15.4 Auto-update integrity

  • Built with electron-builder; updates served via electron-updater.
  • Code signing mandatory:
    • Windows: EV code-signing certificate; SmartScreen reputation maintained.
    • macOS: Apple Developer ID + notarization.
    • Linux (AppImage): GPG-signed; signature verified on update.
  • electron-updater verifies the publisher signature on every update before applying. A signature mismatch refuses the update and logs to telemetry.

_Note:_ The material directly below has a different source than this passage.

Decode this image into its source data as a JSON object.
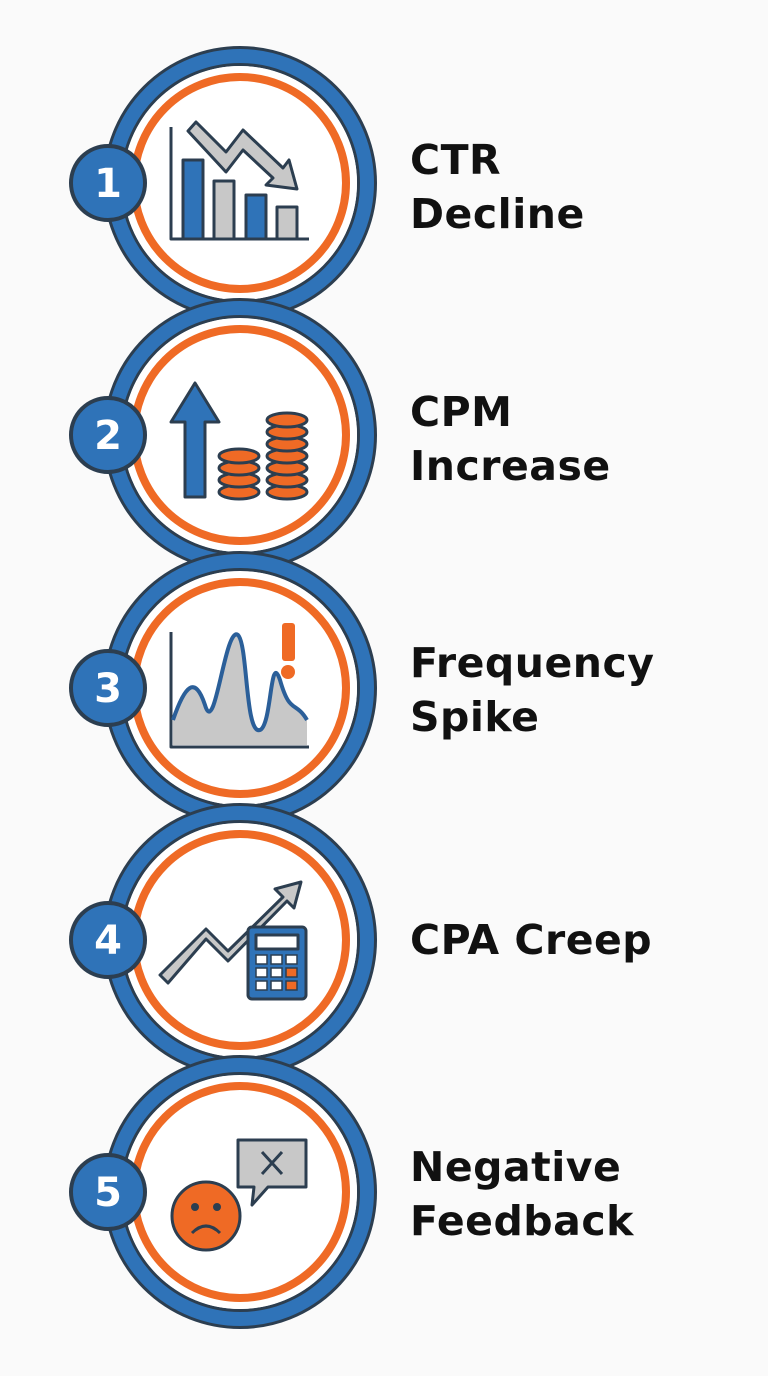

15.5 Token + secret storage

  • Refresh token + device key fragment stored in OS keychain via keytar (Credential Manager on Windows, Keychain on macOS, Secret Service on Linux).
  • Plain-text tokens are never written to disk.
  • Process memory carrying secrets is zeroed after use where the language allows; we do not over-promise here (Node + V8 do not give precise control), but we minimize the surface.

15.6 Local DB encryption

  • SQLite database file (melmastoon.db) is encrypted with SQLCipher (AES-256-CBC). Key is derived from (deviceKey ⊕ userPassphrase?); the deviceKey is generated at first install and held in keytar.
  • Key derivation parameters: kdf_iter = 256000, cipher_page_size = 4096.
  • Loss of keytar entry forces re-pair (no recovery — intentional). The user re-pairs from a fresh login + device-binding flow.

15.7 Other hardening

  • Disable Node integration in subframes (nodeIntegrationInSubFrames: false).
  • Restrict navigationwill-navigate and new-window handlers refuse navigation to anything outside the allowlist (api.melmastoon.app, sync.melmastoon.app, our own help URLs).
  • Disable DevTools in production builds; webContents.on('devtools-opened', () => webContents.closeDevTools()) as a hard guard.
  • Crash reporter scrubs paths + tokens + tenant ids from crash dumps before upload.
  • Telemetry is opt-in, anonymized, and never includes user-identifiable content.

Cross-references: per-service security details live in services/<service-name>/SECURITY_MODEL.md. Lock-specific deep dive in 09 Lock & Key Integration. Payments deep dive in 10 Payments Architecture. AI safety deep dive in 08 AI Architecture.